In the 2018 season, Harper (Washington Nationals) recorded .249/.393/.496 batting average, on base percentage and slugging percentage with 34 home runs. His on-base plus slugging percentage of .889 also adds to his offensive value. This was considered a “down year” for Harper by his standards, but he is still a top-tier talent in the game.
Machado (Baltimore Orioles and Los Angeles Dodgers) had a similar looking year, recording .297/.376/.538 with 37 home runs and a high .905 OBPS. Both players were elected to the 2018 All-Star Game, with Machado named the starting shortstop.
Statistics aside, the deciding factors for both players include salary and the longevity of the contract that is to be signed. Harper turned down a deal at the end of the regular season from the Washington Nationals of approximately $300 million over 10 years, according to The Washington Post. His agent, Scott Boras, continues to push for a $400 million contract for his client. Machado is looking for a similar price tag.
If Harper or Machado signs a deal of this magnitude, it would make either athlete the highestpaid player in Major League Baseball history. This would surpass outfielder Giancarlo Stanton, who currently holds that title after inking a 13-year, $325 million contract with the Marlins, according to MLB.com.
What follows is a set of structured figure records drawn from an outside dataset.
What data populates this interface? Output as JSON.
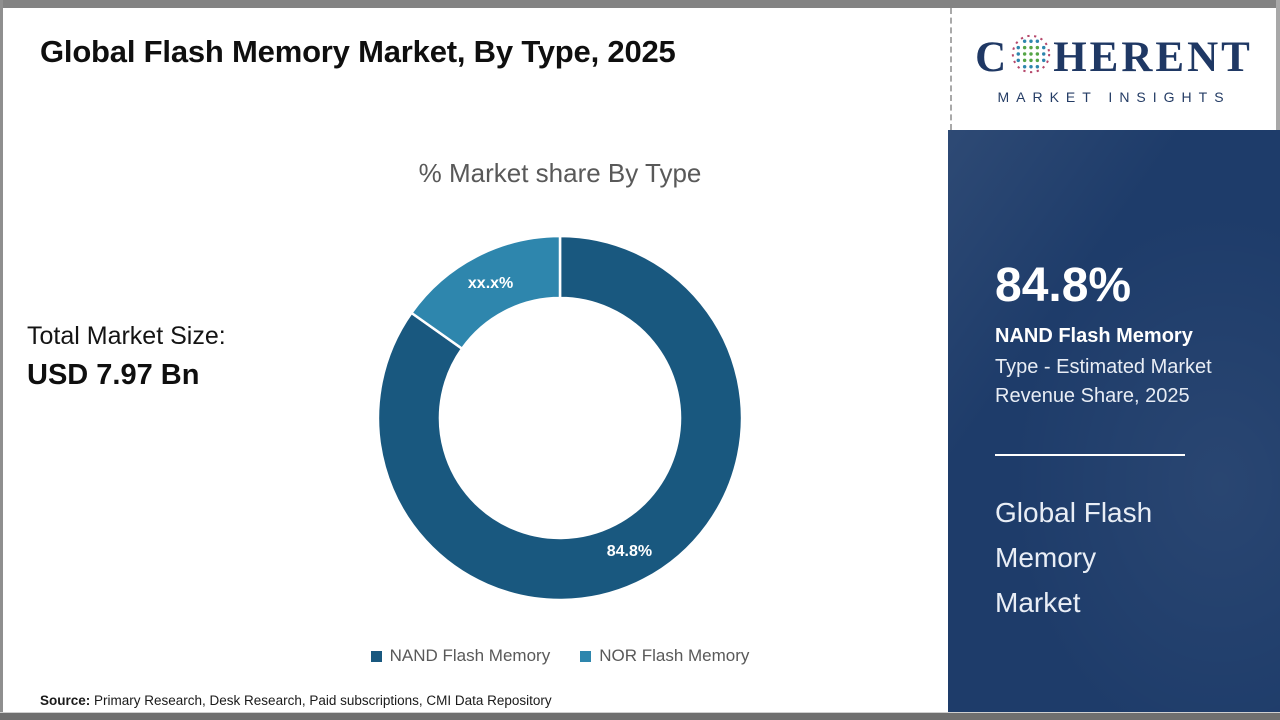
{
  "page": {
    "title": "Global Flash Memory Market, By Type, 2025",
    "source_label": "Source:",
    "source_text": " Primary Research, Desk Research, Paid subscriptions, CMI Data Repository"
  },
  "logo": {
    "word_start": "C",
    "word_end": "HERENT",
    "subtitle": "MARKET INSIGHTS",
    "navy_color": "#1f3864"
  },
  "left_stat": {
    "label": "Total Market Size:",
    "value": "USD 7.97 Bn"
  },
  "chart_data": {
    "type": "pie",
    "donut": true,
    "title": "% Market share By Type",
    "categories": [
      "NAND Flash Memory",
      "NOR Flash Memory"
    ],
    "values": [
      84.8,
      15.2
    ],
    "slice_labels": [
      "84.8%",
      "xx.x%"
    ],
    "colors": [
      "#19587f",
      "#2e86ad"
    ],
    "start_angle_deg": 0,
    "direction": "clockwise",
    "legend_position": "bottom",
    "outer_radius": 182,
    "inner_radius": 120
  },
  "side_panel": {
    "bg_color": "#1e3c6a",
    "stat_value": "84.8%",
    "stat_label_bold": "NAND Flash Memory",
    "stat_label_rest": "Type - Estimated Market Revenue Share, 2025",
    "panel_title": "Global Flash Memory Market"
  }
}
As time until the spring training report date dwindles down, the stress behind the undecided contracts for each player magnifies. Even though it is late into the offseason, many teams are still interested in signing Harper or Machado. Currently, the Phillies are considered the strongest contenders for landing either player.
“I have confidence we’ve put our best foot forward with these guys,” Phillies General Manager Matt Klentak said in an interview with NBC Sports on Jan. 30. “Our job as management is to be patient and understand the ebbs and flows of the free agency and be ready to strike whenever that time is.”
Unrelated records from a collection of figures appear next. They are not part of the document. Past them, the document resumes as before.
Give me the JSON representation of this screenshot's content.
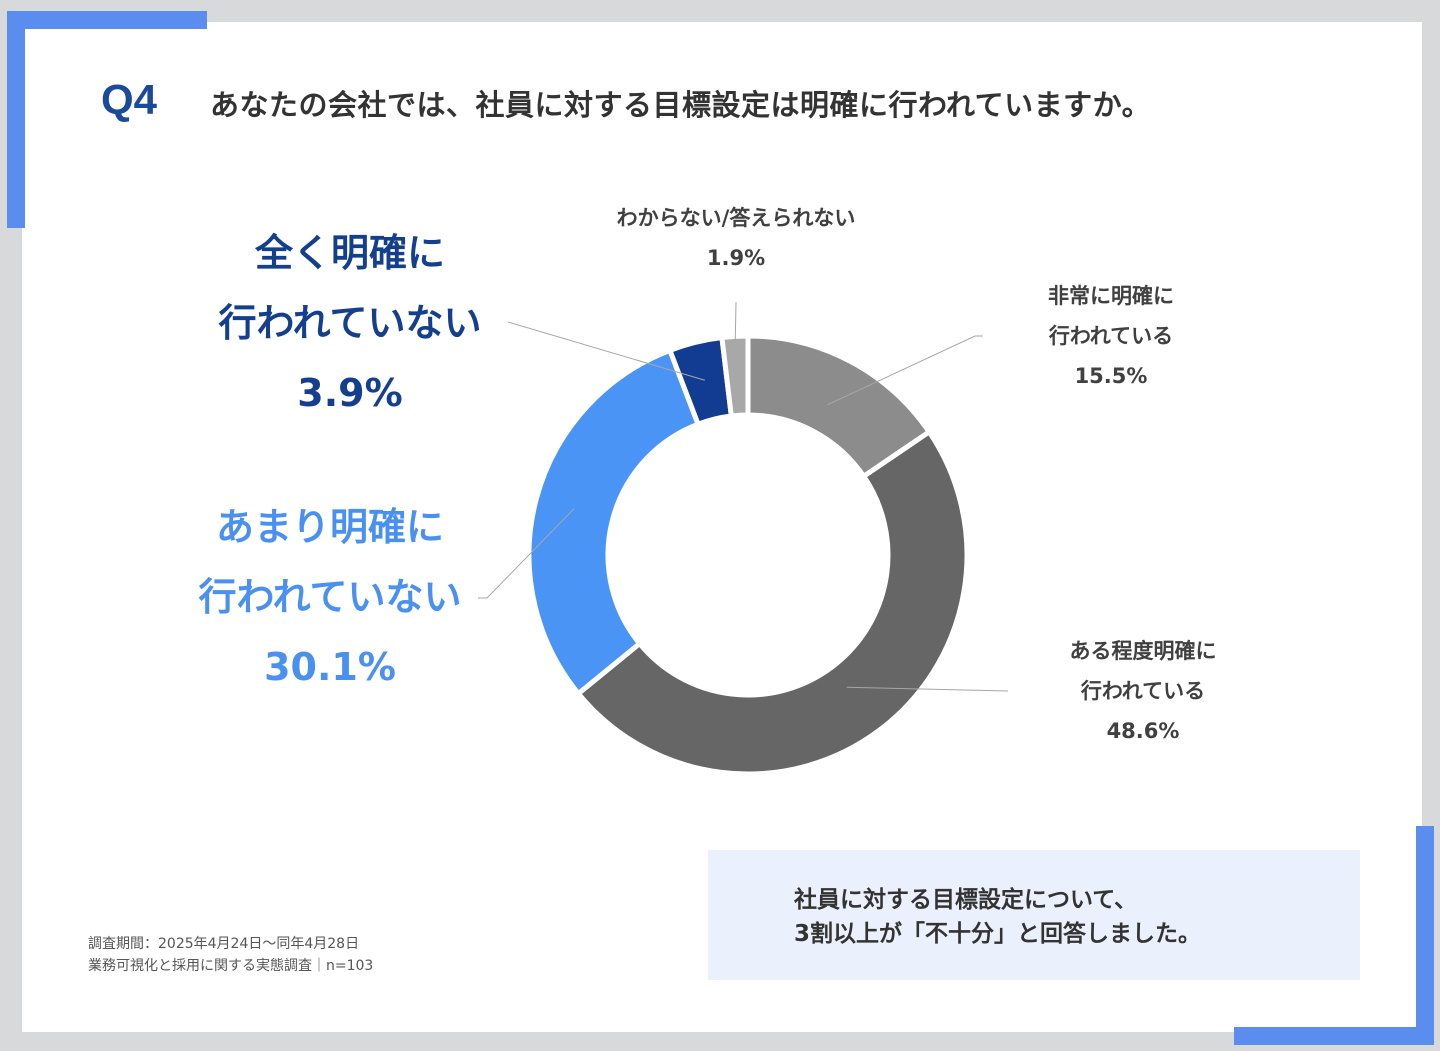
{
  "header": {
    "q_label": "Q4",
    "question": "あなたの会社では、社員に対する目標設定は明確に行われていますか。"
  },
  "labels": {
    "unclear_full": {
      "line1": "全く明確に",
      "line2": "行われていない",
      "pct": "3.9%"
    },
    "unclear_some": {
      "line1": "あまり明確に",
      "line2": "行われていない",
      "pct": "30.1%"
    },
    "unknown": {
      "line1": "わからない/答えられない",
      "pct": "1.9%"
    },
    "very_clear": {
      "line1": "非常に明確に",
      "line2": "行われている",
      "pct": "15.5%"
    },
    "somewhat_clear": {
      "line1": "ある程度明確に",
      "line2": "行われている",
      "pct": "48.6%"
    }
  },
  "footnote": {
    "line1": "調査期間：2025年4月24日〜同年4月28日",
    "line2": "業務可視化と採用に関する実態調査｜n=103"
  },
  "summary": {
    "line1": "社員に対する目標設定について、",
    "line2": "3割以上が「不十分」と回答しました。"
  },
  "colors": {
    "accent": "#5b8def",
    "title_blue": "#1b4a9a"
  },
  "chart_data": {
    "type": "pie",
    "variant": "donut",
    "title": "",
    "categories": [
      "非常に明確に行われている",
      "ある程度明確に行われている",
      "あまり明確に行われていない",
      "全く明確に行われていない",
      "わからない/答えられない"
    ],
    "values": [
      15.5,
      48.6,
      30.1,
      3.9,
      1.9
    ],
    "unit": "%",
    "colors": [
      "#8c8c8c",
      "#666666",
      "#4a94f5",
      "#123c91",
      "#a8a8a8"
    ],
    "start": "top, clockwise",
    "legend": "none (direct labels)"
  }
}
Lately, the Padres have been expressing high interest in Harper over Machado, despite the obvious need at 3B for this ballclub. General Manager A.J. Preller met with Harper on Jan. 31 in Las Vegas to discuss their interest in the outfielder.
“Padres ownership is said to view Bryce Harper as a business/marketing opportunity,” tweeted Jon Heyman of MLB Network Insider. Not only is Harper a standout on the field, but he would also be utilized as a marketing opportunity for the club.
The White Sox are also in the running for either top-tier player.
“They are in pursuit of both, although never mentioning either one by name,” said Chicago White Sox reporter Scott Merkin late December. “They certainly have the payroll flexibility to do so, by design, with this offseason as a target.”
The Chicago White Sox had the third worst record in the league in 2018, losing 100 games. Obtaining Harper and Machado, who are considered to be “franchise-changing players” could turn things around for the Sox in 2019. With approximately one week until the 2019 spring training season begins, Bryce Harper and Manny Machado could be moments away from picking their new homes—redefining this year’s competition in Major League Baseball.